While I feel no need to sound an alarm about it or to even bring a lot of attention to this post since centering Black voices and Black lives is what is most necessary at this time. I publish this blog and share this message because I believe that so much of the violence we are experiencing now has everything to do with patriarchy, oppressive religions/nations/militaries/ways of being backed by patriarchal pursuits, greed, methodology, and beliefs. We are living in such an insecure, petty, and unnecessary time full of indulgences and meaningless pursuits for material.

Transness, queerness and all that’s in between and beyond introduce and welcome us to a world that is beyond a love we can see. It is a sacred spiritual love of virtues, compassion, forgiveness, messiness, and transformation. It is one that takes its time and effort to communicate and co-create. I believe voicing and returning the power to our communities is part of this great change we are entering.

It’s wild because I keep having to come out in so many ways from undocumented, queer, to even Pacific Islander and Pilipinx because most people don’t seem to be able to tell “what” I am. I have always known and felt that about myself and I’ve been in these in-betweens, so it makes sense that I am just a blend of it all attracted and reflecting a blend of it all.

Excerpt from the blog De Colores Review on the exhibit my friend Alexa Vazquez took me to on March 5, 2017 , “Storyteller and visual artist Sarah Rafael García offers six “Fairy Tales for Trust and Justice,” all of them set in Santa Ana, a city in southern California that borders “the happiest place on Earth.” But that place is “never happy” for the brown people who live and work there, who live in fear of the landlords, the police, and ICE. In the first story, “The Carousel’s Lullaby,” we see the stakes, as teenager Saul remembers the carousel where he reunited with his parents after their separate migrations across the border, where he and his younger brother spent so many joyful weekends until Señor Billy Spurgeon, the real estate developer, tore it down to make way for shops and restaurants for rich Anglos. One night, Saul sneaks out to hear the ghost of the carousel, and never comes home—one more unarmed person of color killed by police. 

In “Zoraida and Marisol,” perhaps the most heart-wrenching of an emotionally powerful collection, transwoman Zoraida remembers her struggle for survival and to be herself while trying from the next world to save her younger friend Marisol:

I am an enchanted woman named Zoraida.

But of course you already know my name. You knew me when I was alive.

In this life, I reign from far, far above the castles and queens. I travel by whispers, wished upon the North Star and hushed weeps. Just like you called upon me in midst of bloody murmurs, wishing for death to ease the pain. Some call me death, others the Godmother of life.

In my last life I too thought it was my fate to die as a woman on a night like tonight.
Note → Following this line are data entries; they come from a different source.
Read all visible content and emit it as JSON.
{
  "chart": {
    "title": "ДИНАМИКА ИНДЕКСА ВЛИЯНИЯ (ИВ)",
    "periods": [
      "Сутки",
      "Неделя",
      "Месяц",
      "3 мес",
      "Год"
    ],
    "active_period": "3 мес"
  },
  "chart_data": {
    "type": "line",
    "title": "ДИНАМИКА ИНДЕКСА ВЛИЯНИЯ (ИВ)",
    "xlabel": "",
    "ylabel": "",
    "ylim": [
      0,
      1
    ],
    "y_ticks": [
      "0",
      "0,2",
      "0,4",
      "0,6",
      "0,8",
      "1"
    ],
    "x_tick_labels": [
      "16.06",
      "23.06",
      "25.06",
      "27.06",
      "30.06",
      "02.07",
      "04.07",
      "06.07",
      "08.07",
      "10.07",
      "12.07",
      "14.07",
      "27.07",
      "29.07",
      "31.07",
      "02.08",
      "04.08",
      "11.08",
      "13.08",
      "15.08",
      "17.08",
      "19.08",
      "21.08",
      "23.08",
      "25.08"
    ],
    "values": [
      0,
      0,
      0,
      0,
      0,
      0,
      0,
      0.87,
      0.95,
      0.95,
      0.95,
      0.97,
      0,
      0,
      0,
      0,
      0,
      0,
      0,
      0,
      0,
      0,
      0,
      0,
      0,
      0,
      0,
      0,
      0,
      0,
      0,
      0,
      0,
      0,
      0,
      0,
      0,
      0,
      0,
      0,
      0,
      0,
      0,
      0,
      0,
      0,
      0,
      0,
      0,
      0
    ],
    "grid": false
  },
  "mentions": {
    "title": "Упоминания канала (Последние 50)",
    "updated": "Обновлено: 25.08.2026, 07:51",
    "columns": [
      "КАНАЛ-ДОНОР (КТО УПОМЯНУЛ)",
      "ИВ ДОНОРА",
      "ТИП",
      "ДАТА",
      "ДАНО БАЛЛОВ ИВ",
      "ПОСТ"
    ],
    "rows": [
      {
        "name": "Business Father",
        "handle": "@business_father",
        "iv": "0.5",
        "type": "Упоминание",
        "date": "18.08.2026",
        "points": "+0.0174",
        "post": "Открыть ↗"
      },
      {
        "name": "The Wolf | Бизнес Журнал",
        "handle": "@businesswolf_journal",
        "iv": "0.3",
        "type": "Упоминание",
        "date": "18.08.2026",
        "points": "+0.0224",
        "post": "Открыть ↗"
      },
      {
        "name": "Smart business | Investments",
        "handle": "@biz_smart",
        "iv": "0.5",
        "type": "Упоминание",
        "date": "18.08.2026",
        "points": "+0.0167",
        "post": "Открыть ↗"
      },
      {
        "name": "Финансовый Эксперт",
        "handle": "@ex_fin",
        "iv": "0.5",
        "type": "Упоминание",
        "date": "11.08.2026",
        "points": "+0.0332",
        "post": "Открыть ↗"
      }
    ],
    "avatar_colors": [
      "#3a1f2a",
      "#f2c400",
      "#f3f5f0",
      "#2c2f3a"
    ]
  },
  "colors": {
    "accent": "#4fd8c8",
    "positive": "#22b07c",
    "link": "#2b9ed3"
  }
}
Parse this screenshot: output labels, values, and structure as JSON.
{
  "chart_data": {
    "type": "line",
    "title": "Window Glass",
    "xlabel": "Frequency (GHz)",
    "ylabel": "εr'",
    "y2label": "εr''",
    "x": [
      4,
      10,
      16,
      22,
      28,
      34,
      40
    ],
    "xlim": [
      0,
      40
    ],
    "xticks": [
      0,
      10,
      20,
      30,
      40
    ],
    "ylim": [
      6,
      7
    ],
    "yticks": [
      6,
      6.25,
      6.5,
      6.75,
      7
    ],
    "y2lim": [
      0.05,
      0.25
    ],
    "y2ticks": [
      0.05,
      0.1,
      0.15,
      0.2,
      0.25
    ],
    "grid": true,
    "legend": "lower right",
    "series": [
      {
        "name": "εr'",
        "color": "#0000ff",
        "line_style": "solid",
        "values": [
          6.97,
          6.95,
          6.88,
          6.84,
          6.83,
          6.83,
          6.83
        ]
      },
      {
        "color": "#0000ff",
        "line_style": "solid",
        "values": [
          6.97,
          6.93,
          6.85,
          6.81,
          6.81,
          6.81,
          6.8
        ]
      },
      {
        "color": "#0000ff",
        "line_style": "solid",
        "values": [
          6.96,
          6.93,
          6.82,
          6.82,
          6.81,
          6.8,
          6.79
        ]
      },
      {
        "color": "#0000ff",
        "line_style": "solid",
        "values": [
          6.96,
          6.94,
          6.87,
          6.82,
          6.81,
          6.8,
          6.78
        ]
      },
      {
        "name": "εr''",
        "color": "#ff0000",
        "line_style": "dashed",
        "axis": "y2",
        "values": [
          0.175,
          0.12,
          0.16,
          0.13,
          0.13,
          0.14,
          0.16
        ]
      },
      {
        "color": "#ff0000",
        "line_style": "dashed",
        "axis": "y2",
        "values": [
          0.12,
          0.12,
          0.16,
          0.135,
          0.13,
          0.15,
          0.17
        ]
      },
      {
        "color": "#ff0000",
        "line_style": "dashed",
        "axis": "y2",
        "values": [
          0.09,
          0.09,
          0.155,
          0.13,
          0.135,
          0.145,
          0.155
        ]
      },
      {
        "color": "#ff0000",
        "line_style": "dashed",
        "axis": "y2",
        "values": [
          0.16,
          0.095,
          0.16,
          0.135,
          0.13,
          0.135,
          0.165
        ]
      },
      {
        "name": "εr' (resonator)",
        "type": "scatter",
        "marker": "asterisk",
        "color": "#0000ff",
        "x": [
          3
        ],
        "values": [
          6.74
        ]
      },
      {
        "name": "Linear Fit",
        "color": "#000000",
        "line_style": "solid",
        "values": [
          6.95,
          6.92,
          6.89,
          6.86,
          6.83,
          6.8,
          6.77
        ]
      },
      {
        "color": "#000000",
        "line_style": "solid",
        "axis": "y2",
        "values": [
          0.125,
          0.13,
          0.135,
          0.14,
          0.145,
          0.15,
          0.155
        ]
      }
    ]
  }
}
But  death came just too soon, leaving me trapped between others’ lives and my own.”

Seeing Zoraida’s impact on the Santa Ana, Southern California, and Undocumented World & Universe, continues to inspire and deepen my fire for bridging communities and uplifting transness, queerness, and the expansive love that going against the grain of heteronormativity opens us up to.

To learn more about the lyric meanings enter this portal.

I pray that we rebalance the feminine divine line soon <3 I believe we will and I will offer of myself to ensure it.